Позвать пана Дзвольского! — приказал поручик.
Через несколько минут за пологом палетки спросили:
Можно?
Входите.
Высокий, широкоплечий, заросший рыжей щетиной, Костусь Дзвольский шагнул в палатку, медленно осмотрелся по сторонам. Он чувствовал, что поручик наблюдает за ним, словно хочет проникнуть в его мысли. Что ему надо, этому шляхтичу? Костусь Дзвольский сам не знал, почему ненавидит Данека. Может быть, эта ненависть возникла с той минуты, когда Данек сказал своим солдатам перед походом: «Нам будет трудно, но пусть никто не вздумает лезть в кусты, когда станет жарко. Такого я сам застрелю, как… предателя». И почему — то посмотрел на Костуся. И все каратели посмотрели на него. В эту минуту Дзвольский готов был своими руками задушить поручика. Но он отвернулся как ни в нем не бывало. Будто фраза, случайно или намеренно оброненная Данеком, его не касалась. Костусь даже постарался успокоить себя: «Не могут же они называть меня предателем, если мы делаем одно дело…»

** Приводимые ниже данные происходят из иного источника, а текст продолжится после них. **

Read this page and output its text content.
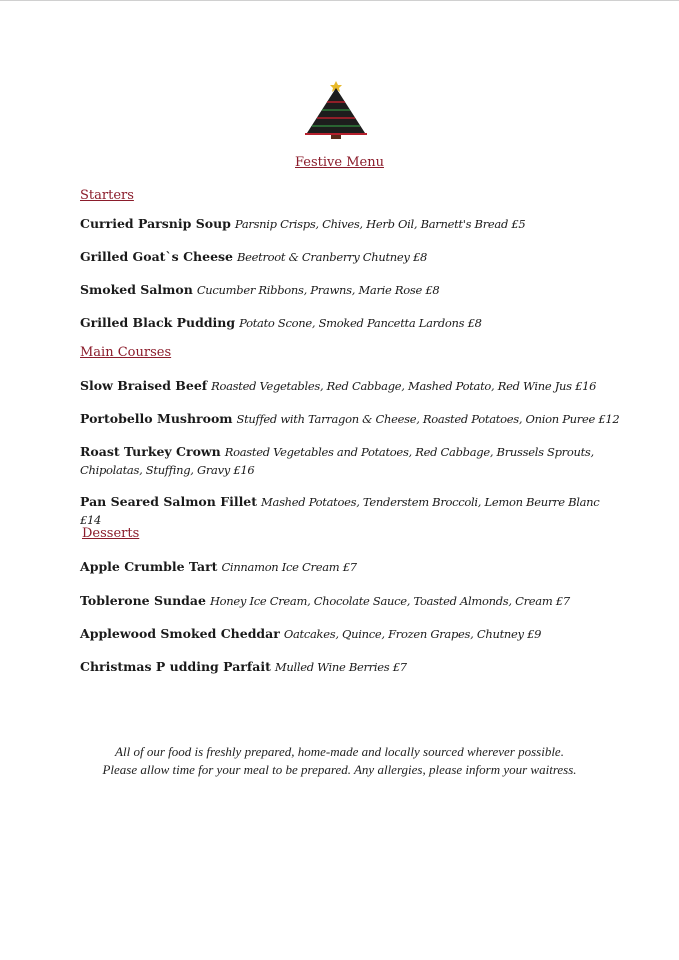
Festive Menu
Starters
Curried Parsnip Soup Parsnip Crisps, Chives, Herb Oil, Barnett's Bread £5
Grilled Goat`s Cheese Beetroot & Cranberry Chutney £8
Smoked Salmon Cucumber Ribbons, Prawns, Marie Rose £8
Grilled Black Pudding Potato Scone, Smoked Pancetta Lardons £8
Main Courses
Slow Braised Beef Roasted Vegetables, Red Cabbage, Mashed Potato, Red Wine Jus £16
Portobello Mushroom Stuffed with Tarragon & Cheese, Roasted Potatoes, Onion Puree £12
Roast Turkey Crown Roasted Vegetables and Potatoes, Red Cabbage, Brussels Sprouts, Chipolatas, Stuffing, Gravy £16
Pan Seared Salmon Fillet Mashed Potatoes, Tenderstem Broccoli, Lemon Beurre Blanc £14
Desserts
Apple Crumble Tart Cinnamon Ice Cream £7
Toblerone Sundae Honey Ice Cream, Chocolate Sauce, Toasted Almonds, Cream £7
Applewood Smoked Cheddar Oatcakes, Quince, Frozen Grapes, Chutney £9
Christmas P udding Parfait Mulled Wine Berries £7
All of our food is freshly prepared, home-made and locally sourced wherever possible.
Please allow time for your meal to be prepared. Any allergies, please inform your waitress.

И все же он возненавидел поручика. Он ненавидел его еще и за то, что офицер всегда смотрел на него с пренебрежением, даже с презрением. Впрочем, кого поручик не презирал? Про него говорили, что это жестокий, злой, но в то же время беспредельно храбрый человек, не знающий, что такое страх. Во время боя он с папиросой в зубах ходил от окопа к окопу, от дерева к дереву, не кланяясь пулям, покрикивал на солдат. Он не бравировал, он просто презирал смерть, как презирал жизнь. Ничего святого у него не было, он никого не любил, никто его не любил. Он был похож на случайного прохожего на земле: уйдет — и этого никто не заметит. Поручик Данек часто говорил офицерам; «Стоит ли ради одной привязанности к коньяку трястись за свою жизнь! И кому какое дело — завтра я отправлюсь к своему повешенному чернью отцу или через полсотни лет. По крайней мере мне до этого нет никакого дела…»
Садитесь, пан Дзвольский, — предложил наконец поручик, показав на прикрытый волчьей шкурой пень. — Хотите коньяку?
Костусь угрюмо кивнул головой:
Буду благодарен пану поручику.
Скажите, пан Дзвольский — спросил поручик, когда Костусь поставил пустой стакан на ящик, — правду говорят, что Антек, которого мы ищем, ваш друг детства?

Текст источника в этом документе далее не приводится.